Parmi les sujets offerts récemment en pâture à l’opinion publique se trouve l’affaire du compteur Linky.

Ce nouveau compteur, qui n'en demandait pas tant, s'est ainsi trouvé promu au rang d'agent au service d'un complot visant à espionner notre vie privée pour le bénéfice d'un "Big brother" dont les menées politiques et surtout commerciales seraient destinées à servir les buts hégémoniques de la "World Company".

Pour faire bonne mesure, ses détracteurs chargent la mule en « dénonçant » un risque de santé publique qui résulterait de l'usage de courants porteurs émetteurs d’ondes électromagnétiques nocives pour les personnes.

Ce procès à charge est accompagné d'un appel à l'opinion afin d'exiger l'abandon du programme.

C'est, à travers cette affaire, tout le projet "Smart Grid" qui est remis en question par les "lanceurs d'alertes" appuyés par les réseaux sociaux.

Essayons d’y voir clair.

Pourquoi un nouveau compteur ?

Le CBE ( Compteur Bleu Electronique) a à peu près complètement remplacé les anciens compteurs électromécaniques. Il apporte des avantages tels que la possibilité du télé relevé, et un certain niveau de communication avec l’usager. On aurait pu penser qu’il apportait une solution moderne et définitive au problème du raccordement client.

Hélas, c’était sans compter avec la transition énergétique, qui nous impose quelques révolutions technologiques.

Historiquement, la distribution de l’énergie électrique est organisée sur le principe de l’adaptation de l’offre à la demande.

ERDF, en tant que grand régulateur du réseau, établit des prévisions de consommation et met en œuvre les moyens de production nécessaires à la satisfaction de cette demande.

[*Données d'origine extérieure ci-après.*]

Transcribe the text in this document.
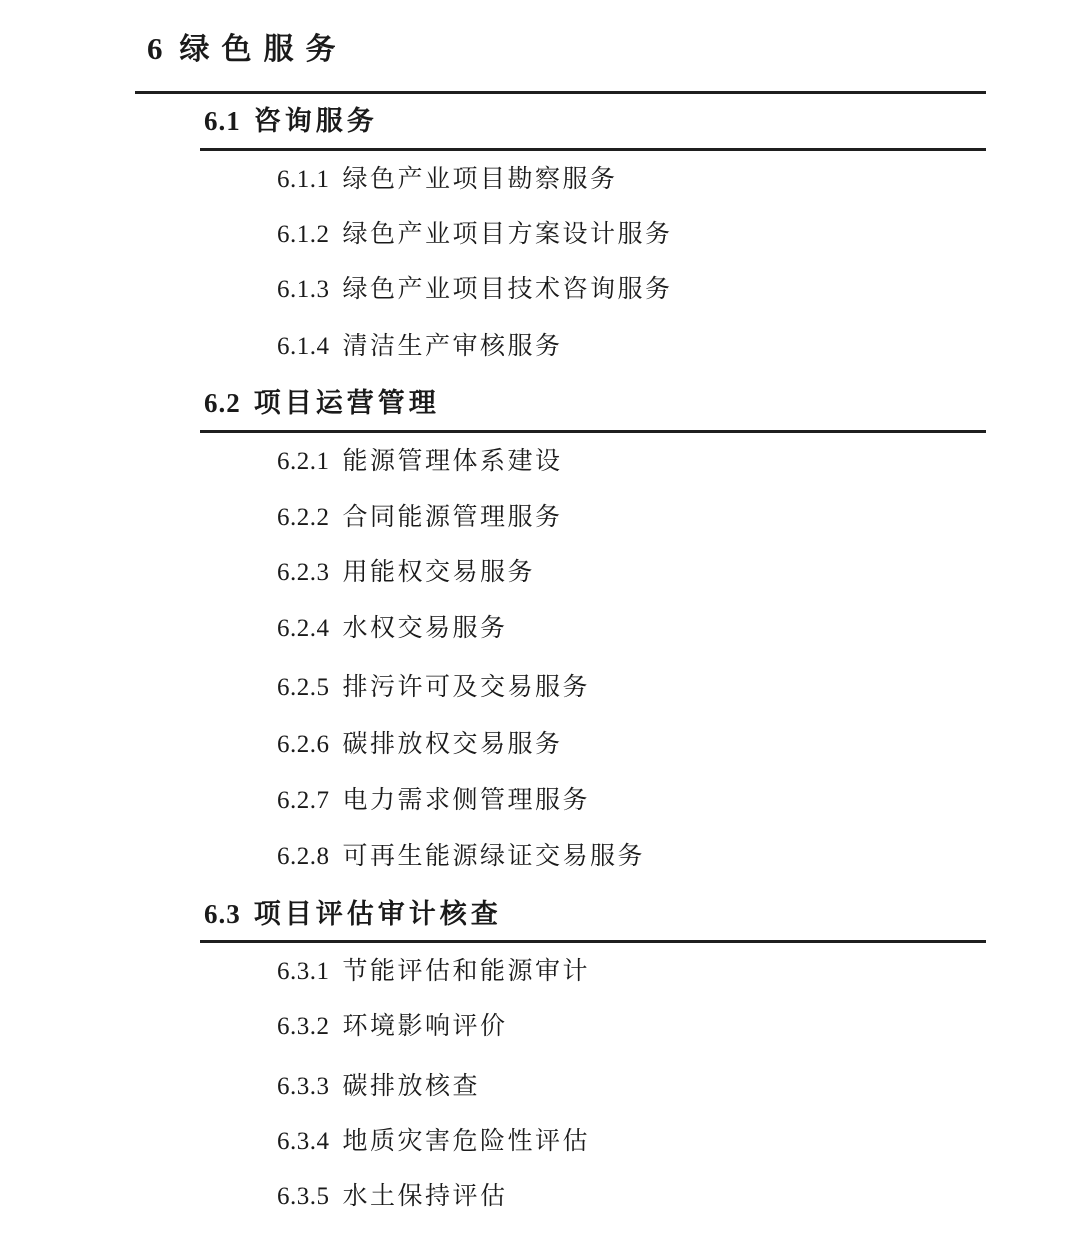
6 绿色服务
6.1 咨询服务
6.1.1 绿色产业项目勘察服务
6.1.2 绿色产业项目方案设计服务
6.1.3 绿色产业项目技术咨询服务
6.1.4 清洁生产审核服务
6.2 项目运营管理
6.2.1 能源管理体系建设
6.2.2 合同能源管理服务
6.2.3 用能权交易服务
6.2.4 水权交易服务
6.2.5 排污许可及交易服务
6.2.6 碳排放权交易服务
6.2.7 电力需求侧管理服务
6.2.8 可再生能源绿证交易服务
6.3 项目评估审计核查
6.3.1 节能评估和能源审计
6.3.2 环境影响评价
6.3.3 碳排放核查
6.3.4 地质灾害危险性评估
6.3.5 水土保持评估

Pour cela la production repose sur deux dispositifs:

Le premier, qui est le cœur du système, est chargé de la production de base. Il est constitué d’un parc de 58 réacteurs électronucléaires correspondant à une puissance installée de 63,2 GW, et produisant bon an mal an 470 TWh pour un facteur de charge de 85% ( Ces valeurs peuvent fluctuer d’une année sur l’autre selon les variations du facteur de charge lié aux aléas industriels).

Le volume annuel de cette production est sensiblement égal à la demande intérieure annuelle d’électricité finale.

Ce n’est pas un hasard. En fait l’habitude était prise de construire des installations de production au fur et à mesure de l’augmentation de la demande, un peu à guichet ouvert, sans se demander si on ne ferait pas mieux d’essayer de commencer par réduire cette demande.

Cette course à l’échalote nous a conduits droit dans le mur.

En effet, la demande intérieure de puissance n’est pas constante, elle fluctue entre 40 GW environ et 100 GW selon la saison, la météorologie, le jour de la semaine et l’heure de la journée ou de la nuit, alors que la production nucléaire est continue par vocation, et plafonne à 63,2 GW.

Lorsque la demande est inférieure à 63,2 GW, l’excédent produit par les réacteurs nucléaires est vendu à l’export car on ne sait pas stocker l’électricité en masse.

A l'inverse, lorsque la demande excède 63,2 GW, l’opérateur fait appel à un deuxième dispositif qui comprend des moyens de production supplémentaires constitués de centrales thermiques à flamme, de centrales hydroélectriques, et d’un peu de renouvelables.

En cas de pic de demande au-delà de 85 à 90 GW, il est nécessaire d’importer de l’électricité car les moyens supplémentaires en place ne suffisent plus.

Il en résulte que l’électricité consommée se compose de 400 TWh d’électronucléaire (# 75%) et de 130 TWh du reste.

(Dont environ 30 TWh de consommation énergétique incluant les pertes en lignes, et l’autoconsommation des industries énergétiques).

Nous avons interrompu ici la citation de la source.